Marshmallows, the Gospel, and the Kingdom of God

The Marshmallow Experiment, conducted in the 60s, was a groundbreaking study of 4 and 5 year-old children who were brought individually into a room with one marshmallow sitting on the table. They were each given a choice: eat the marshmallow now or wait 15 minutes and get another marshmallow. Follow up studies showed that the children who were able to wait for the second marshmallow had more success in life. Learning to apply delayed gratification pays dividends.

The same concept applies to our spiritual lives.

Many churches emphasize sharing the good news, the salvation message, the gospel, of Jesus, and by that they mean that if one believes in Jesus, he or she will gain eternal life. That is the all important first step, for sure, but to stop there is like a 5-year-old who couldn’t wait 15 minutes to eat the marshmallow and missed out on the second treat.

Jesus said “The time has come…The kingdom of God has come near. Repent and believe the good news!” and that he was sent to proclaim the good news of the kingdom of God to many people. Notice that Jesus didn’t say that he was proclaiming the good news of how individuals can get to heaven. He was proclaiming a much broader and larger message: the good news of the kingdom of God. The good news about salvation is critical, but in my experience, too often churches stop there and do not proclaim the good news of the kingdom of God. What’s the difference? Does it matter? I think it does.

When we believe in Jesus, we are new creations, we are in relationship with God, by the Holy Spirit we have the ability to perceive things that we were blind to before, and we enter into the kingdom of God. As new creations, we begin working with Jesus to reveal his kingdom, promote flourishing for our families, communities, and world, and contribute to the everlasting new heaven and new earth. If that sounds a bit out of our reach, take a look at what Jesus said about the kingdom of God. It starts small.

He told them another parable: ‘The kingdom of heaven is like a mustard seed, which a man took and planted in his field. Though it is the smallest of all seeds, yet when it grows, it is the largest of garden plants and becomes a tree, so that the birds come and perch in its branches.’

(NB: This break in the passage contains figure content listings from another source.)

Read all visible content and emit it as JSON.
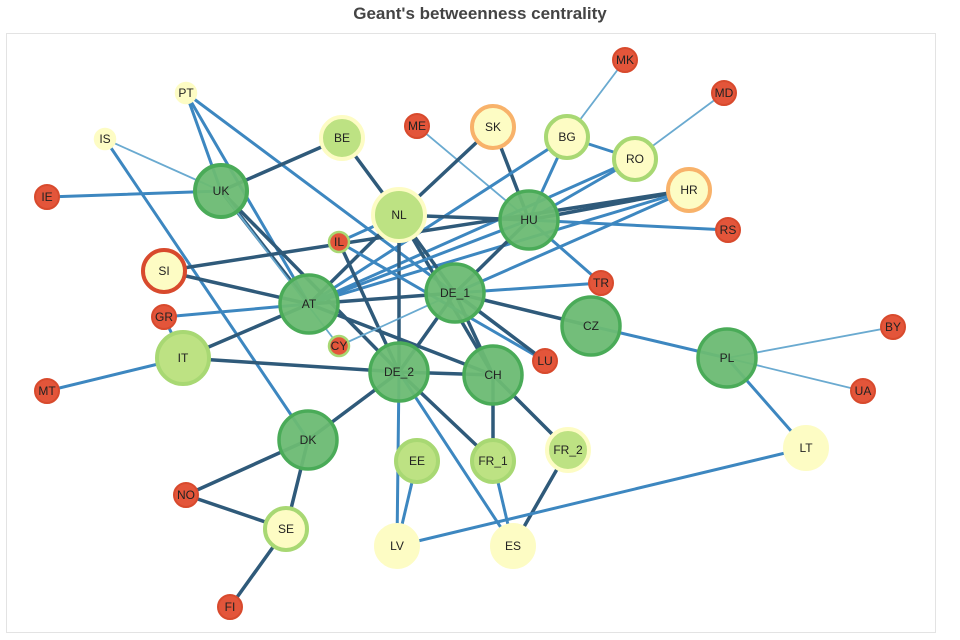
{
  "title": "Geant's betweenness centrality",
  "colors": {
    "edge_dark": "#2f5a7a",
    "edge_blue": "#3d87c0",
    "edge_light": "#6aaad0",
    "green_fill": "#6bbb73",
    "green_stroke": "#4aab58",
    "lightgreen_fill": "#bde283",
    "lightgreen_stroke": "#a8d873",
    "yellow_fill": "#fdfcc4",
    "red_fill": "#e3553a",
    "red_stroke": "#d84a2d",
    "orange_stroke": "#f8b26a"
  },
  "nodes": [
    {
      "id": "PT",
      "label": "PT",
      "fill": "yellow",
      "ring": "yellow",
      "size": "xs"
    },
    {
      "id": "IS",
      "label": "IS",
      "fill": "yellow",
      "ring": "yellow",
      "size": "xs"
    },
    {
      "id": "IE",
      "label": "IE",
      "fill": "red",
      "ring": "red",
      "size": "sm"
    },
    {
      "id": "UK",
      "label": "UK",
      "fill": "green",
      "ring": "green",
      "size": "lg"
    },
    {
      "id": "BE",
      "label": "BE",
      "fill": "lightgreen",
      "ring": "yellow",
      "size": "md"
    },
    {
      "id": "ME",
      "label": "ME",
      "fill": "red",
      "ring": "red",
      "size": "sm"
    },
    {
      "id": "SK",
      "label": "SK",
      "fill": "yellow",
      "ring": "orange",
      "size": "md"
    },
    {
      "id": "BG",
      "label": "BG",
      "fill": "yellow",
      "ring": "lightgreen",
      "size": "md"
    },
    {
      "id": "MK",
      "label": "MK",
      "fill": "red",
      "ring": "red",
      "size": "sm"
    },
    {
      "id": "MD",
      "label": "MD",
      "fill": "red",
      "ring": "red",
      "size": "sm"
    },
    {
      "id": "RO",
      "label": "RO",
      "fill": "yellow",
      "ring": "lightgreen",
      "size": "md"
    },
    {
      "id": "HR",
      "label": "HR",
      "fill": "yellow",
      "ring": "orange",
      "size": "md"
    },
    {
      "id": "NL",
      "label": "NL",
      "fill": "lightgreen",
      "ring": "yellow",
      "size": "lg"
    },
    {
      "id": "HU",
      "label": "HU",
      "fill": "green",
      "ring": "green",
      "size": "xl"
    },
    {
      "id": "RS",
      "label": "RS",
      "fill": "red",
      "ring": "red",
      "size": "sm"
    },
    {
      "id": "IL",
      "label": "IL",
      "fill": "red",
      "ring": "lightgreen",
      "size": "xs"
    },
    {
      "id": "SI",
      "label": "SI",
      "fill": "yellow",
      "ring": "red",
      "size": "md"
    },
    {
      "id": "AT",
      "label": "AT",
      "fill": "green",
      "ring": "green",
      "size": "xl"
    },
    {
      "id": "DE_1",
      "label": "DE_1",
      "fill": "green",
      "ring": "green",
      "size": "xl"
    },
    {
      "id": "TR",
      "label": "TR",
      "fill": "red",
      "ring": "red",
      "size": "sm"
    },
    {
      "id": "GR",
      "label": "GR",
      "fill": "red",
      "ring": "red",
      "size": "sm"
    },
    {
      "id": "CY",
      "label": "CY",
      "fill": "red",
      "ring": "lightgreen",
      "size": "xs"
    },
    {
      "id": "CZ",
      "label": "CZ",
      "fill": "green",
      "ring": "green",
      "size": "xl"
    },
    {
      "id": "BY",
      "label": "BY",
      "fill": "red",
      "ring": "red",
      "size": "sm"
    },
    {
      "id": "IT",
      "label": "IT",
      "fill": "lightgreen",
      "ring": "lightgreen",
      "size": "lg"
    },
    {
      "id": "MT",
      "label": "MT",
      "fill": "red",
      "ring": "red",
      "size": "sm"
    },
    {
      "id": "DE_2",
      "label": "DE_2",
      "fill": "green",
      "ring": "green",
      "size": "xl"
    },
    {
      "id": "CH",
      "label": "CH",
      "fill": "green",
      "ring": "green",
      "size": "xl"
    },
    {
      "id": "LU",
      "label": "LU",
      "fill": "red",
      "ring": "red",
      "size": "sm"
    },
    {
      "id": "PL",
      "label": "PL",
      "fill": "green",
      "ring": "green",
      "size": "xl"
    },
    {
      "id": "UA",
      "label": "UA",
      "fill": "red",
      "ring": "red",
      "size": "sm"
    },
    {
      "id": "DK",
      "label": "DK",
      "fill": "green",
      "ring": "green",
      "size": "xl"
    },
    {
      "id": "EE",
      "label": "EE",
      "fill": "lightgreen",
      "ring": "lightgreen",
      "size": "md"
    },
    {
      "id": "FR_1",
      "label": "FR_1",
      "fill": "lightgreen",
      "ring": "lightgreen",
      "size": "md"
    },
    {
      "id": "FR_2",
      "label": "FR_2",
      "fill": "lightgreen",
      "ring": "yellow",
      "size": "md"
    },
    {
      "id": "LT",
      "label": "LT",
      "fill": "yellow",
      "ring": "yellow",
      "size": "md"
    },
    {
      "id": "NO",
      "label": "NO",
      "fill": "red",
      "ring": "red",
      "size": "sm"
    },
    {
      "id": "SE",
      "label": "SE",
      "fill": "yellow",
      "ring": "lightgreen",
      "size": "md"
    },
    {
      "id": "LV",
      "label": "LV",
      "fill": "yellow",
      "ring": "yellow",
      "size": "md"
    },
    {
      "id": "ES",
      "label": "ES",
      "fill": "yellow",
      "ring": "yellow",
      "size": "md"
    },
    {
      "id": "FI",
      "label": "FI",
      "fill": "red",
      "ring": "red",
      "size": "sm"
    }
  ],
  "edges": [
    [
      "PT",
      "UK",
      "blue"
    ],
    [
      "PT",
      "AT",
      "blue"
    ],
    [
      "PT",
      "LU",
      "blue"
    ],
    [
      "IS",
      "UK",
      "light"
    ],
    [
      "IS",
      "DK",
      "blue"
    ],
    [
      "IE",
      "UK",
      "blue"
    ],
    [
      "UK",
      "BE",
      "dark"
    ],
    [
      "UK",
      "AT",
      "dark"
    ],
    [
      "UK",
      "DE_2",
      "dark"
    ],
    [
      "UK",
      "CY",
      "light"
    ],
    [
      "BE",
      "NL",
      "dark"
    ],
    [
      "ME",
      "HU",
      "light"
    ],
    [
      "SK",
      "HU",
      "dark"
    ],
    [
      "SK",
      "NL",
      "dark"
    ],
    [
      "BG",
      "HU",
      "blue"
    ],
    [
      "BG",
      "AT",
      "blue"
    ],
    [
      "BG",
      "RO",
      "blue"
    ],
    [
      "MK",
      "BG",
      "light"
    ],
    [
      "MD",
      "RO",
      "light"
    ],
    [
      "RO",
      "HU",
      "blue"
    ],
    [
      "RO",
      "AT",
      "blue"
    ],
    [
      "HR",
      "HU",
      "dark"
    ],
    [
      "HR",
      "AT",
      "blue"
    ],
    [
      "HR",
      "SI",
      "dark"
    ],
    [
      "HR",
      "DE_1",
      "blue"
    ],
    [
      "NL",
      "DE_1",
      "dark"
    ],
    [
      "NL",
      "DE_2",
      "dark"
    ],
    [
      "NL",
      "AT",
      "dark"
    ],
    [
      "NL",
      "IL",
      "blue"
    ],
    [
      "NL",
      "HU",
      "dark"
    ],
    [
      "NL",
      "CH",
      "dark"
    ],
    [
      "HU",
      "RS",
      "blue"
    ],
    [
      "HU",
      "TR",
      "blue"
    ],
    [
      "HU",
      "DE_1",
      "dark"
    ],
    [
      "HU",
      "AT",
      "blue"
    ],
    [
      "IL",
      "LU",
      "blue"
    ],
    [
      "IL",
      "DE_2",
      "dark"
    ],
    [
      "SI",
      "AT",
      "dark"
    ],
    [
      "AT",
      "DE_1",
      "dark"
    ],
    [
      "AT",
      "GR",
      "blue"
    ],
    [
      "AT",
      "IT",
      "dark"
    ],
    [
      "AT",
      "CH",
      "dark"
    ],
    [
      "DE_1",
      "TR",
      "blue"
    ],
    [
      "DE_1",
      "DE_2",
      "dark"
    ],
    [
      "DE_1",
      "CH",
      "dark"
    ],
    [
      "DE_1",
      "LU",
      "dark"
    ],
    [
      "DE_1",
      "CZ",
      "dark"
    ],
    [
      "DE_1",
      "CY",
      "light"
    ],
    [
      "GR",
      "IT",
      "blue"
    ],
    [
      "CZ",
      "PL",
      "blue"
    ],
    [
      "PL",
      "BY",
      "light"
    ],
    [
      "PL",
      "UA",
      "light"
    ],
    [
      "PL",
      "LT",
      "blue"
    ],
    [
      "IT",
      "MT",
      "blue"
    ],
    [
      "IT",
      "DE_2",
      "dark"
    ],
    [
      "DE_2",
      "CH",
      "dark"
    ],
    [
      "DE_2",
      "DK",
      "dark"
    ],
    [
      "DE_2",
      "FR_1",
      "dark"
    ],
    [
      "DE_2",
      "ES",
      "blue"
    ],
    [
      "DE_2",
      "LV",
      "blue"
    ],
    [
      "CH",
      "FR_2",
      "dark"
    ],
    [
      "CH",
      "FR_1",
      "dark"
    ],
    [
      "FR_1",
      "ES",
      "blue"
    ],
    [
      "FR_2",
      "ES",
      "dark"
    ],
    [
      "DK",
      "NO",
      "dark"
    ],
    [
      "DK",
      "SE",
      "dark"
    ],
    [
      "NO",
      "SE",
      "dark"
    ],
    [
      "SE",
      "FI",
      "dark"
    ],
    [
      "EE",
      "LV",
      "blue"
    ],
    [
      "LV",
      "LT",
      "blue"
    ]
  ]
}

He told them still another parable: ‘The kingdom of heaven is like yeast that a woman took and mixed into about sixty pounds of flour until it worked all through the dough.’” 

Matthew 13:31-33

Matthew 13 contains seven parables about the kingdom of God, and we see from the first two that people react differently to the good news and that those who don’t get it will grow up with those who do, but God will give them every opportunity to open their eyes. God’s kingdom begins small, like a mustard seed or a teaspoon of yeast in a batch of pizza dough. But that mustard seed and yeast will both produce much more than expected. Jesus goes on to say that the kingdom of heaven is like a treasure hidden in a field or the finest pearl, and that we’d be wise to sell everything we own to obtain the kingdom, for it will all be sorted out in the end, as the parable of the fishermen’s net demonstrates.

The kingdom of God is an extension of the saving message of Jesus, or to put it another way, the saving message of Jesus is the first part of the good news of the kingdom of God. We can accept Jesus and be saved, but if we don’t learn and grow beyond this point, the first marshmallow, we will miss out on understanding and participating in the rest of Jesus’s message, the full message of the kingdom of God. However, if we see the kingdom as a treasure or a valuable pearl, if we work with Jesus to display the kingdom of God and advance it, even sacrificing our worldly possessions and status to do it, then we will become mature followers of Jesus. The second marshmallow will be very gratifying, but it takes time.

God uses our small efforts of planting and kneading, and by his power and sovereignty, he advances his kingdom. Jesus inaugurated the kingdom of God during his life on the earth, but it will not fully arrive until Jesus returns. We feel the tension of wanting to contribute to the kingdom of God while living in kingdoms of the world. Are we planting mustard seeds and working yeast into our dough? Do we even know what that looks like?

Working in the kingdom of God is a bit like raising children. We want them to be all they can be, to reach their potential, to work diligently in school so that they’ll have every opportunity as adults. As we know, kids don’t always understand the benefits of delayed gratification. Encouraging them to do their best work is like planting mustard seeds. It gets old. Constantly suggesting that they try it again, work harder, is like kneading dough. It’s exhausting. Sometimes we feel like we’re not contributing anything of value and the reward is rarely immediate.

Parents do their best to teach their children the advantages of delayed gratification and model it for them, and children must learn to put what they’ve learned into practice. Similarly, we come to know Jesus, we are taught who he is and what he has done, we recognize people who model living for the kingdom, and then we have a choice to put that knowledge into practice, or not.

God’s kingdom will come whether or not we contribute to it, but the marshmallow experiment shows us that it’s to our great advantage if we participate in its advancement. Have you been taught the full story of the kingdom of God? Do you think there’s a difference between sharing the gospel and communicating the good news of the Kingdom of God? If the concept of the kingdom of God is a mystery to you, like it was to me for years, let’s talk about it.